Du 13 octobre au 16 novembre, une exposition au parc des Bastions offre un aperçu de cette histoire mouvementée, à travers une vingtaine de portraits réalisés au Japon par des photographes occidentaux dans les années 1860-70: une galerie de personnages, allant des plus anonymes citadines aux plus illustres seigneurs japonais. La photographie en est alors à ses débuts, et elle est encore quasiment inconnue au Japon. La plupart de ces personnages se retrouvent donc pour la première fois face à l’objectif, à une époque où les temps de pose étant très longs, la prise de vue, avec des appareils lourds et encombrants, s’entoure d’un halo de mystère.

Ce face-à-face inédit montre un Japon ancestral, où les figures du samouraï et de la geisha paraissent immuables et comme figées dans le temps. Ce monde, qui va durablement marquer les représentations que les Occidentaux se font du Japon, est pourtant sur le point de connaître une transformation radicale.

En 1853, au moment où les Etats-Unis envoient leur flotte de guerre au large des côtes de l’Archipel, le Japon apparaît en effet comme un pays assoupi, absent des grands chamboulements sociaux nés de la révolution industrielle.
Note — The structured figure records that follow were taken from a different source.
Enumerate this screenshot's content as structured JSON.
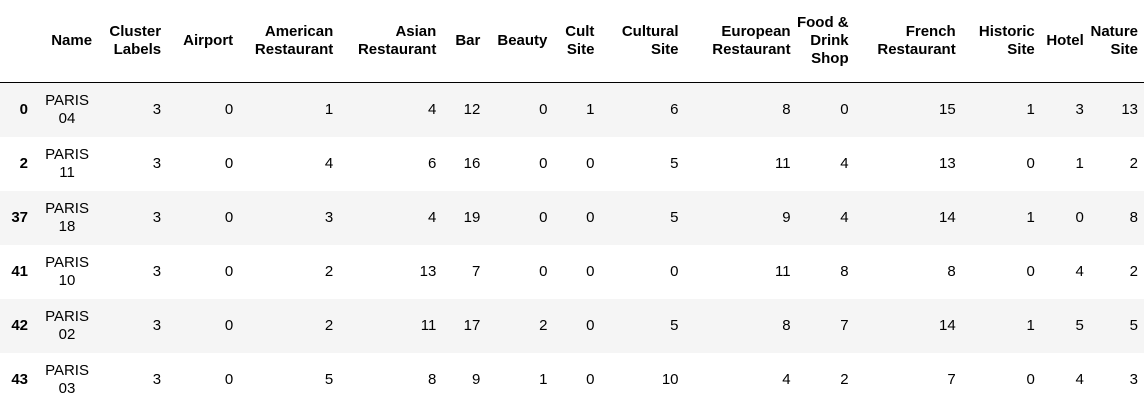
{
  "table": {
    "columns": [
      "",
      "Name",
      "Cluster Labels",
      "Airport",
      "American Restaurant",
      "Asian Restaurant",
      "Bar",
      "Beauty",
      "Cult Site",
      "Cultural Site",
      "European Restaurant",
      "Food & Drink Shop",
      "French Restaurant",
      "Historic Site",
      "Hotel",
      "Nature Site"
    ],
    "rows": [
      {
        "index": "0",
        "name": "PARIS 04",
        "cells": [
          "3",
          "0",
          "1",
          "4",
          "12",
          "0",
          "1",
          "6",
          "8",
          "0",
          "15",
          "1",
          "3",
          "13"
        ]
      },
      {
        "index": "2",
        "name": "PARIS 11",
        "cells": [
          "3",
          "0",
          "4",
          "6",
          "16",
          "0",
          "0",
          "5",
          "11",
          "4",
          "13",
          "0",
          "1",
          "2"
        ]
      },
      {
        "index": "37",
        "name": "PARIS 18",
        "cells": [
          "3",
          "0",
          "3",
          "4",
          "19",
          "0",
          "0",
          "5",
          "9",
          "4",
          "14",
          "1",
          "0",
          "8"
        ]
      },
      {
        "index": "41",
        "name": "PARIS 10",
        "cells": [
          "3",
          "0",
          "2",
          "13",
          "7",
          "0",
          "0",
          "0",
          "11",
          "8",
          "8",
          "0",
          "4",
          "2"
        ]
      },
      {
        "index": "42",
        "name": "PARIS 02",
        "cells": [
          "3",
          "0",
          "2",
          "11",
          "17",
          "2",
          "0",
          "5",
          "8",
          "7",
          "14",
          "1",
          "5",
          "5"
        ]
      },
      {
        "index": "43",
        "name": "PARIS 03",
        "cells": [
          "3",
          "0",
          "5",
          "8",
          "9",
          "1",
          "0",
          "10",
          "4",
          "2",
          "7",
          "0",
          "4",
          "3"
        ]
      }
    ]
  }
}
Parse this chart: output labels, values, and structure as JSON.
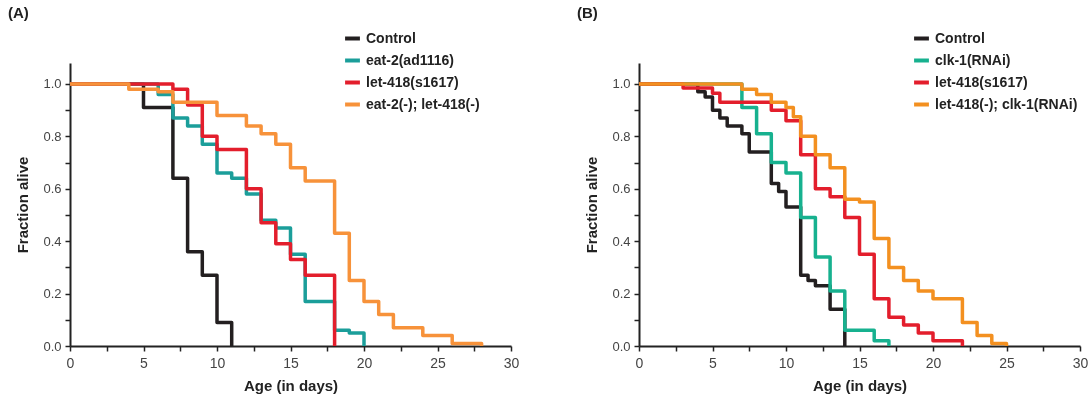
{
  "chart_data": [
    {
      "type": "step",
      "title": "(A)",
      "xlabel": "Age (in days)",
      "ylabel": "Fraction alive",
      "xlim": [
        0,
        30
      ],
      "ylim": [
        0,
        1.08
      ],
      "xticks": [
        0,
        {
          "value": 2.5,
          "label": null
        },
        5,
        {
          "value": 7.5,
          "label": null
        },
        10,
        {
          "value": 12.5,
          "label": null
        },
        15,
        {
          "value": 17.5,
          "label": null
        },
        20,
        {
          "value": 22.5,
          "label": null
        },
        25,
        {
          "value": 27.5,
          "label": null
        },
        30
      ],
      "yticks": [
        {
          "value": 0,
          "label": "0.0"
        },
        {
          "value": 0.1,
          "label": null
        },
        0.2,
        {
          "value": 0.3,
          "label": null
        },
        0.4,
        {
          "value": 0.5,
          "label": null
        },
        0.6,
        {
          "value": 0.7,
          "label": null
        },
        0.8,
        {
          "value": 0.9,
          "label": null
        },
        {
          "value": 1,
          "label": "1.0"
        }
      ],
      "grid": false,
      "legend": "top right",
      "series": [
        {
          "name": "Control",
          "color": "#231f20",
          "x": [
            0,
            5,
            7,
            8,
            9,
            10,
            11
          ],
          "values": [
            1,
            0.91,
            0.64,
            0.36,
            0.27,
            0.09,
            0
          ]
        },
        {
          "name": "eat-2(ad1116)",
          "color": "#1b9e9a",
          "x": [
            0,
            6,
            7,
            8,
            9,
            10,
            11,
            12,
            13,
            14,
            15,
            16,
            18,
            19,
            20
          ],
          "values": [
            1,
            0.96,
            0.87,
            0.84,
            0.77,
            0.66,
            0.64,
            0.58,
            0.48,
            0.45,
            0.35,
            0.17,
            0.06,
            0.05,
            0
          ]
        },
        {
          "name": "let-418(s1617)",
          "color": "#e31e2c",
          "x": [
            0,
            7,
            8,
            9,
            10,
            12,
            13,
            14,
            15,
            16,
            18
          ],
          "values": [
            1,
            0.98,
            0.92,
            0.8,
            0.75,
            0.6,
            0.47,
            0.39,
            0.33,
            0.27,
            0
          ]
        },
        {
          "name": "eat-2(-); let-418(-)",
          "color": "#f7923a",
          "x": [
            0,
            4,
            6,
            7,
            10,
            12,
            13,
            14,
            15,
            16,
            18,
            19,
            20,
            21,
            22,
            24,
            26,
            28
          ],
          "values": [
            1,
            0.98,
            0.97,
            0.93,
            0.88,
            0.84,
            0.81,
            0.77,
            0.68,
            0.63,
            0.43,
            0.25,
            0.17,
            0.12,
            0.07,
            0.04,
            0.01,
            0
          ]
        }
      ]
    },
    {
      "type": "step",
      "title": "(B)",
      "xlabel": "Age (in days)",
      "ylabel": "Fraction alive",
      "xlim": [
        0,
        30
      ],
      "ylim": [
        0,
        1.08
      ],
      "xticks": [
        0,
        {
          "value": 2.5,
          "label": null
        },
        5,
        {
          "value": 7.5,
          "label": null
        },
        10,
        {
          "value": 12.5,
          "label": null
        },
        15,
        {
          "value": 17.5,
          "label": null
        },
        20,
        {
          "value": 22.5,
          "label": null
        },
        25,
        {
          "value": 27.5,
          "label": null
        },
        30
      ],
      "yticks": [
        {
          "value": 0,
          "label": "0.0"
        },
        {
          "value": 0.1,
          "label": null
        },
        0.2,
        {
          "value": 0.3,
          "label": null
        },
        0.4,
        {
          "value": 0.5,
          "label": null
        },
        0.6,
        {
          "value": 0.7,
          "label": null
        },
        0.8,
        {
          "value": 0.9,
          "label": null
        },
        {
          "value": 1,
          "label": "1.0"
        }
      ],
      "grid": false,
      "legend": "top right",
      "series": [
        {
          "name": "Control",
          "color": "#231f20",
          "x": [
            0,
            4,
            4.5,
            5,
            5.5,
            6,
            7,
            7.5,
            9,
            9.5,
            10,
            11,
            11.5,
            12,
            13,
            14
          ],
          "values": [
            1,
            0.97,
            0.95,
            0.9,
            0.87,
            0.84,
            0.81,
            0.74,
            0.62,
            0.59,
            0.53,
            0.27,
            0.25,
            0.23,
            0.14,
            0
          ]
        },
        {
          "name": "clk-1(RNAi)",
          "color": "#17b18f",
          "x": [
            0,
            7,
            8,
            9,
            10,
            11,
            12,
            13,
            14,
            16,
            17
          ],
          "values": [
            1,
            0.91,
            0.81,
            0.7,
            0.66,
            0.49,
            0.34,
            0.21,
            0.06,
            0.02,
            0
          ]
        },
        {
          "name": "let-418(s1617)",
          "color": "#e31e2c",
          "x": [
            0,
            3,
            5,
            5.5,
            9,
            10,
            11,
            12,
            13,
            14,
            15,
            16,
            17,
            18,
            19,
            20,
            22
          ],
          "values": [
            1,
            0.985,
            0.965,
            0.93,
            0.9,
            0.86,
            0.73,
            0.6,
            0.57,
            0.49,
            0.35,
            0.18,
            0.11,
            0.08,
            0.05,
            0.02,
            0
          ]
        },
        {
          "name": "let-418(-); clk-1(RNAi)",
          "color": "#f39020",
          "x": [
            0,
            7,
            8,
            9,
            10,
            10.5,
            11,
            12,
            13,
            14,
            15,
            16,
            17,
            18,
            19,
            20,
            22,
            23,
            24,
            25
          ],
          "values": [
            1,
            0.98,
            0.96,
            0.93,
            0.91,
            0.875,
            0.8,
            0.73,
            0.68,
            0.56,
            0.55,
            0.41,
            0.3,
            0.25,
            0.21,
            0.18,
            0.09,
            0.04,
            0.01,
            0
          ]
        }
      ]
    }
  ]
}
Pour Karl Marx, la société nippone est l’incarnation même de l’organisation féodale. Elle offre l’image d’un pays peuplé de samouraïs œuvrant au service de leurs fiefs.

Pour cette raison, le Japon ne revêt pas une importance stratégique majeure aux yeux des Occidentaux, beaucoup plus soucieux de leur relation avec la Chine, réputée bien plus riche et plus raffinée. Ironiquement, les textes japonais datant de cette époque inversent la perspective: on y lit que les Occidentaux disposent certes de bons fusils, mais qu’ils sont des êtres fondamentalement crasseux et incultes.

Des traités inégaux

Si les Etats-Unis croisent au large des côtes nippones, c’est d’ailleurs pour établir des ports de relâche dans la longue traversée du Pacifique effectuée par leurs navires commerciaux en route vers la Chine. Du haut de leurs canonnières, ils exigent des concessions dans les ports japonais, leur placement sous juridiction américaine et le contrôle des droits de douane. Pour les Japonais, il s’agit à l’évidence d’une perte inacceptable de leur souveraineté. Ils s’avèrent toutefois dans l’incapacité de s’y opposer, et les rares escarmouches entre soldats étrangers et japonais se soldent systématiquement par la défaite de ces derniers.
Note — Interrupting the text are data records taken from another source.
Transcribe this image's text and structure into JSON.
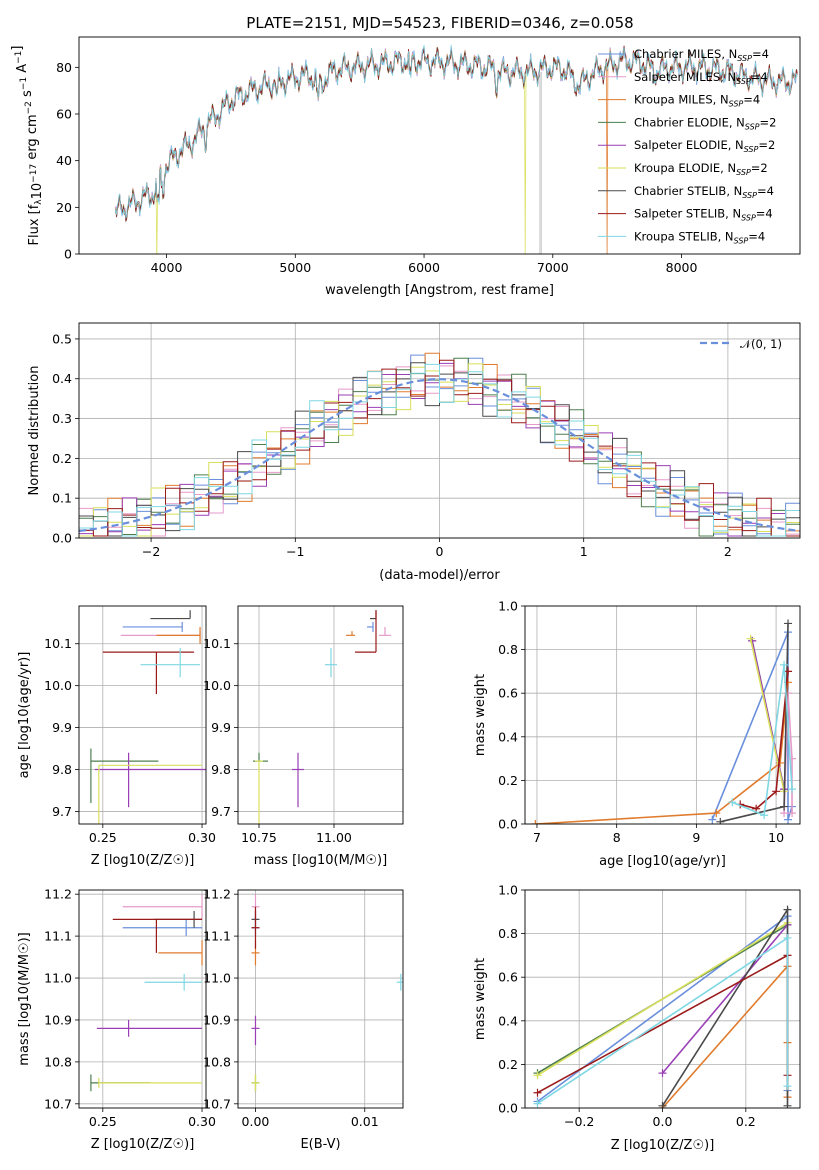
{
  "figure": {
    "title": "PLATE=2151, MJD=54523, FIBERID=0346, z=0.058"
  },
  "colors": {
    "series": [
      "#6a8fdc",
      "#e59ac9",
      "#e07b2d",
      "#4d7f4d",
      "#9a3fb5",
      "#d8df5a",
      "#4a4a4a",
      "#9b1a1a",
      "#7fd7e3"
    ],
    "normal_curve": "#6a8fdc",
    "grid": "#b0b0b0"
  },
  "chart_data": [
    {
      "type": "line",
      "panel": "spectrum",
      "title": "PLATE=2151, MJD=54523, FIBERID=0346, z=0.058",
      "xlabel": "wavelength [Angstrom, rest frame]",
      "ylabel": "Flux [f_λ10^-17 erg cm^-2 s^-1 A^-1]",
      "xlim": [
        3320,
        8920
      ],
      "ylim": [
        0,
        93
      ],
      "xticks": [
        4000,
        5000,
        6000,
        7000,
        8000
      ],
      "yticks": [
        0,
        20,
        40,
        60,
        80
      ],
      "grid": false,
      "legend": "upper right",
      "series": [
        {
          "name": "Chabrier MILES, N_SSP=4"
        },
        {
          "name": "Salpeter MILES, N_SSP=4"
        },
        {
          "name": "Kroupa MILES, N_SSP=4"
        },
        {
          "name": "Chabrier ELODIE, N_SSP=2"
        },
        {
          "name": "Salpeter ELODIE, N_SSP=2"
        },
        {
          "name": "Kroupa ELODIE, N_SSP=2"
        },
        {
          "name": "Chabrier STELIB, N_SSP=4"
        },
        {
          "name": "Salpeter STELIB, N_SSP=4"
        },
        {
          "name": "Kroupa STELIB, N_SSP=4"
        }
      ],
      "continuum": {
        "x": [
          3600,
          3750,
          3900,
          3950,
          4000,
          4100,
          4200,
          4300,
          4400,
          4500,
          4700,
          4900,
          5100,
          5200,
          5300,
          5600,
          5900,
          6200,
          6500,
          6600,
          6800,
          7000,
          7100,
          7200,
          7300,
          7400,
          7550,
          7700,
          7800,
          7900,
          8100,
          8300,
          8500,
          8700,
          8900
        ],
        "y": [
          18,
          22,
          26,
          34,
          38,
          44,
          48,
          55,
          60,
          66,
          71,
          74,
          77,
          73,
          79,
          81,
          83,
          82,
          80,
          78,
          78,
          80,
          79,
          72,
          77,
          80,
          83,
          82,
          78,
          80,
          80,
          79,
          76,
          74,
          74
        ]
      },
      "dropouts": {
        "x": [
          3925,
          6785,
          7420
        ],
        "series": [
          5,
          5,
          2
        ]
      }
    },
    {
      "type": "histogram",
      "panel": "residuals",
      "xlabel": "(data-model)/error",
      "ylabel": "Normed distribution",
      "xlim": [
        -2.5,
        2.5
      ],
      "ylim": [
        0,
        0.54
      ],
      "xticks": [
        -2,
        -1,
        0,
        1,
        2
      ],
      "yticks": [
        0.0,
        0.1,
        0.2,
        0.3,
        0.4,
        0.5
      ],
      "grid": true,
      "legend": "upper right",
      "legend_entries": [
        "𝒩(0, 1)"
      ],
      "bins": {
        "start": -2.5,
        "width": 0.1
      },
      "normal_curve": {
        "mean": 0,
        "sigma": 1
      }
    },
    {
      "type": "scatter",
      "panel": "age-vs-metallicity",
      "xlabel": "Z [log10(Z/Z☉)]",
      "ylabel": "age [log10(age/yr)]",
      "xlim": [
        0.238,
        0.302
      ],
      "ylim": [
        9.67,
        10.19
      ],
      "xticks": [
        0.25,
        0.3
      ],
      "yticks": [
        9.7,
        9.8,
        9.9,
        10.0,
        10.1
      ],
      "grid": true,
      "points": [
        {
          "x": 0.29,
          "y": 10.14,
          "xerr": [
            0.03,
            0.0
          ],
          "yerr": [
            0.0,
            0.0
          ]
        },
        {
          "x": 0.299,
          "y": 10.12,
          "xerr": [
            0.04,
            0.0
          ],
          "yerr": [
            0.0,
            0.0
          ]
        },
        {
          "x": 0.299,
          "y": 10.12,
          "xerr": [
            0.022,
            0.0
          ],
          "yerr": [
            0.02,
            0.02
          ]
        },
        {
          "x": 0.244,
          "y": 9.82,
          "xerr": [
            0.0,
            0.034
          ],
          "yerr": [
            0.1,
            0.03
          ]
        },
        {
          "x": 0.263,
          "y": 9.8,
          "xerr": [
            0.017,
            0.04
          ],
          "yerr": [
            0.09,
            0.04
          ]
        },
        {
          "x": 0.248,
          "y": 9.81,
          "xerr": [
            0.0,
            0.052
          ],
          "yerr": [
            0.15,
            0.0
          ]
        },
        {
          "x": 0.294,
          "y": 10.16,
          "xerr": [
            0.02,
            0.0
          ],
          "yerr": [
            0.0,
            0.02
          ]
        },
        {
          "x": 0.277,
          "y": 10.08,
          "xerr": [
            0.027,
            0.019
          ],
          "yerr": [
            0.1,
            0.0
          ]
        },
        {
          "x": 0.289,
          "y": 10.05,
          "xerr": [
            0.02,
            0.01
          ],
          "yerr": [
            0.03,
            0.04
          ]
        }
      ]
    },
    {
      "type": "scatter",
      "panel": "age-vs-mass",
      "xlabel": "mass [log10(M/M☉)]",
      "ylabel": "",
      "xlim": [
        10.68,
        11.23
      ],
      "ylim": [
        9.67,
        10.19
      ],
      "xticks": [
        10.75,
        11.0
      ],
      "yticks": [
        9.7,
        9.8,
        9.9,
        10.0,
        10.1
      ],
      "grid": true,
      "points": [
        {
          "x": 11.13,
          "y": 10.14,
          "xerr": [
            0.02,
            0.0
          ],
          "yerr": [
            0.0,
            0.0
          ]
        },
        {
          "x": 11.17,
          "y": 10.12,
          "xerr": [
            0.02,
            0.02
          ],
          "yerr": [
            0.0,
            0.02
          ]
        },
        {
          "x": 11.06,
          "y": 10.12,
          "xerr": [
            0.02,
            0.01
          ],
          "yerr": [
            0.0,
            0.01
          ]
        },
        {
          "x": 10.75,
          "y": 9.82,
          "xerr": [
            0.02,
            0.03
          ],
          "yerr": [
            0.0,
            0.02
          ]
        },
        {
          "x": 10.88,
          "y": 9.8,
          "xerr": [
            0.02,
            0.02
          ],
          "yerr": [
            0.09,
            0.04
          ]
        },
        {
          "x": 10.75,
          "y": 9.82,
          "xerr": [
            0.0,
            0.0
          ],
          "yerr": [
            0.15,
            0.0
          ]
        },
        {
          "x": 11.14,
          "y": 10.16,
          "xerr": [
            0.02,
            0.0
          ],
          "yerr": [
            0.0,
            0.02
          ]
        },
        {
          "x": 11.14,
          "y": 10.08,
          "xerr": [
            0.07,
            0.0
          ],
          "yerr": [
            0.0,
            0.1
          ]
        },
        {
          "x": 10.99,
          "y": 10.05,
          "xerr": [
            0.02,
            0.02
          ],
          "yerr": [
            0.03,
            0.04
          ]
        }
      ]
    },
    {
      "type": "line",
      "panel": "mass-weight-vs-age",
      "xlabel": "age [log10(age/yr)]",
      "ylabel": "mass weight",
      "xlim": [
        6.85,
        10.3
      ],
      "ylim": [
        0,
        1.0
      ],
      "xticks": [
        7,
        8,
        9,
        10
      ],
      "yticks": [
        0.0,
        0.2,
        0.4,
        0.6,
        0.8,
        1.0
      ],
      "grid": true,
      "series": [
        {
          "points": [
            [
              9.2,
              0.02
            ],
            [
              10.15,
              0.88
            ],
            [
              10.15,
              0.02
            ],
            [
              10.2,
              0.08
            ]
          ]
        },
        {
          "points": [
            [
              10.1,
              0.05
            ],
            [
              10.15,
              0.6
            ],
            [
              10.2,
              0.3
            ],
            [
              10.2,
              0.05
            ]
          ]
        },
        {
          "points": [
            [
              6.98,
              0.0
            ],
            [
              9.25,
              0.05
            ],
            [
              10.05,
              0.28
            ],
            [
              10.15,
              0.65
            ]
          ]
        },
        {
          "points": [
            [
              9.7,
              0.84
            ],
            [
              10.1,
              0.16
            ]
          ]
        },
        {
          "points": [
            [
              9.7,
              0.84
            ],
            [
              10.1,
              0.16
            ]
          ]
        },
        {
          "points": [
            [
              9.68,
              0.85
            ],
            [
              10.1,
              0.15
            ]
          ]
        },
        {
          "points": [
            [
              9.3,
              0.01
            ],
            [
              10.1,
              0.08
            ],
            [
              10.15,
              0.92
            ]
          ]
        },
        {
          "points": [
            [
              9.55,
              0.09
            ],
            [
              9.75,
              0.07
            ],
            [
              10.0,
              0.15
            ],
            [
              10.15,
              0.7
            ]
          ]
        },
        {
          "points": [
            [
              9.45,
              0.1
            ],
            [
              9.85,
              0.04
            ],
            [
              10.1,
              0.73
            ],
            [
              10.2,
              0.16
            ]
          ]
        }
      ]
    },
    {
      "type": "scatter",
      "panel": "mass-vs-metallicity",
      "xlabel": "Z [log10(Z/Z☉)]",
      "ylabel": "mass [log10(M/M☉)]",
      "xlim": [
        0.238,
        0.302
      ],
      "ylim": [
        10.69,
        11.21
      ],
      "xticks": [
        0.25,
        0.3
      ],
      "yticks": [
        10.7,
        10.8,
        10.9,
        11.0,
        11.1,
        11.2
      ],
      "grid": true,
      "points": [
        {
          "x": 0.292,
          "y": 11.12,
          "xerr": [
            0.032,
            0.008
          ],
          "yerr": [
            0.02,
            0.02
          ]
        },
        {
          "x": 0.3,
          "y": 11.17,
          "xerr": [
            0.04,
            0.0
          ],
          "yerr": [
            0.03,
            0.03
          ]
        },
        {
          "x": 0.3,
          "y": 11.06,
          "xerr": [
            0.022,
            0.0
          ],
          "yerr": [
            0.03,
            0.03
          ]
        },
        {
          "x": 0.244,
          "y": 10.75,
          "xerr": [
            0.0,
            0.03
          ],
          "yerr": [
            0.02,
            0.02
          ]
        },
        {
          "x": 0.263,
          "y": 10.88,
          "xerr": [
            0.016,
            0.037
          ],
          "yerr": [
            0.02,
            0.02
          ]
        },
        {
          "x": 0.248,
          "y": 10.75,
          "xerr": [
            0.0,
            0.052
          ],
          "yerr": [
            0.0,
            0.0
          ]
        },
        {
          "x": 0.296,
          "y": 11.14,
          "xerr": [
            0.02,
            0.004
          ],
          "yerr": [
            0.02,
            0.02
          ]
        },
        {
          "x": 0.277,
          "y": 11.14,
          "xerr": [
            0.022,
            0.023
          ],
          "yerr": [
            0.08,
            0.0
          ]
        },
        {
          "x": 0.291,
          "y": 10.99,
          "xerr": [
            0.02,
            0.009
          ],
          "yerr": [
            0.02,
            0.02
          ]
        }
      ]
    },
    {
      "type": "scatter",
      "panel": "mass-vs-extinction",
      "xlabel": "E(B-V)",
      "ylabel": "",
      "xlim": [
        -0.0016,
        0.0135
      ],
      "ylim": [
        10.69,
        11.21
      ],
      "xticks": [
        0.0,
        0.01
      ],
      "yticks": [
        10.7,
        10.8,
        10.9,
        11.0,
        11.1,
        11.2
      ],
      "grid": true,
      "points": [
        {
          "x": 0.0,
          "y": 11.12,
          "yerr": [
            0.02,
            0.02
          ]
        },
        {
          "x": 0.0,
          "y": 11.17,
          "yerr": [
            0.03,
            0.03
          ]
        },
        {
          "x": 0.0,
          "y": 11.06,
          "yerr": [
            0.03,
            0.03
          ]
        },
        {
          "x": 0.0,
          "y": 10.75,
          "yerr": [
            0.02,
            0.02
          ]
        },
        {
          "x": 0.0,
          "y": 10.88,
          "yerr": [
            0.04,
            0.03
          ]
        },
        {
          "x": 0.0,
          "y": 10.75,
          "yerr": [
            0.02,
            0.02
          ]
        },
        {
          "x": 0.0,
          "y": 11.14,
          "yerr": [
            0.02,
            0.02
          ]
        },
        {
          "x": 0.0,
          "y": 11.12,
          "yerr": [
            0.05,
            0.05
          ]
        },
        {
          "x": 0.0133,
          "y": 10.99,
          "yerr": [
            0.02,
            0.02
          ]
        }
      ]
    },
    {
      "type": "line",
      "panel": "mass-weight-vs-metallicity",
      "xlabel": "Z [log10(Z/Z☉)]",
      "ylabel": "mass weight",
      "xlim": [
        -0.33,
        0.33
      ],
      "ylim": [
        0,
        1.0
      ],
      "xticks": [
        -0.2,
        0.0,
        0.2
      ],
      "yticks": [
        0.0,
        0.2,
        0.4,
        0.6,
        0.8,
        1.0
      ],
      "grid": true,
      "series": [
        {
          "points": [
            [
              -0.3,
              0.03
            ],
            [
              0.3,
              0.88
            ],
            [
              0.3,
              0.08
            ]
          ]
        },
        {
          "points": [
            [
              0.3,
              0.05
            ],
            [
              0.3,
              0.65
            ]
          ]
        },
        {
          "points": [
            [
              0.0,
              0.0
            ],
            [
              0.3,
              0.65
            ],
            [
              0.3,
              0.3
            ],
            [
              0.3,
              0.05
            ]
          ]
        },
        {
          "points": [
            [
              -0.3,
              0.16
            ],
            [
              0.3,
              0.84
            ]
          ]
        },
        {
          "points": [
            [
              0.0,
              0.16
            ],
            [
              0.3,
              0.84
            ]
          ]
        },
        {
          "points": [
            [
              -0.3,
              0.15
            ],
            [
              0.3,
              0.85
            ]
          ]
        },
        {
          "points": [
            [
              0.0,
              0.01
            ],
            [
              0.3,
              0.91
            ],
            [
              0.3,
              0.01
            ]
          ]
        },
        {
          "points": [
            [
              -0.3,
              0.07
            ],
            [
              0.3,
              0.7
            ],
            [
              0.3,
              0.15
            ]
          ]
        },
        {
          "points": [
            [
              -0.3,
              0.02
            ],
            [
              0.3,
              0.78
            ],
            [
              0.3,
              0.1
            ]
          ]
        }
      ]
    }
  ]
}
En position de faiblesse, les élites japonaises réalisent alors que leur pays n’est absolument pas prêt à affronter une armée moderne. Cela débouchera sur le premier d’une longue liste de «traités inégaux» que le Japon se verra forcé de signer avec la plupart des grandes puissances de l’époque, Etats-Unis, puis Russie, Angleterre et France. En 1864, c’est au tour de la Suisse d’établir des relations diplomatiques avec l’Empire du Soleil-Levant "Le Japon: cet ami de 150 ans".

Création du japon moderne

Les puissances européennes cherchent avant tout à établir des relations commerciales avec le Japon. En Suisse, ce sont d’ailleurs les Tessinois qui pousseront le plus à la signature du traité, à l’instigation de leurs marchands de soie qui ont établi depuis un certain temps déjà des relations avec des producteurs japonais. Les Russes affichent les intentions les plus conquérantes, mais ils se heurtent rapidement à l’opposition des Anglais. Dans ce jeu entre grandes puissances, le Japon s’évite par chance l’humiliation d’un dépeçage en bonne et due forme comme celle vécue par la Chine, mais il n’a guère voix au chapitre.

En 1867, le régime féodal des shoguns s’effondre et la restauration du régime impérial du Meiji est proclamée. Elle sera suivie d’un processus de modernisation en profondeur du Japon, qui passera notamment par la centralisation de l’Etat, la création d’une monnaie unique, la mise en place d’un système éducatif et l’instauration de la conscription militaire. Un siècle plus tard, en 1968, le Japon, encore marqué par la plus lourde défaite de son histoire, se hissera au deuxième rang des économies mondiales, tandis que les photographes du monde entier utiliseront des appareils made in Japan.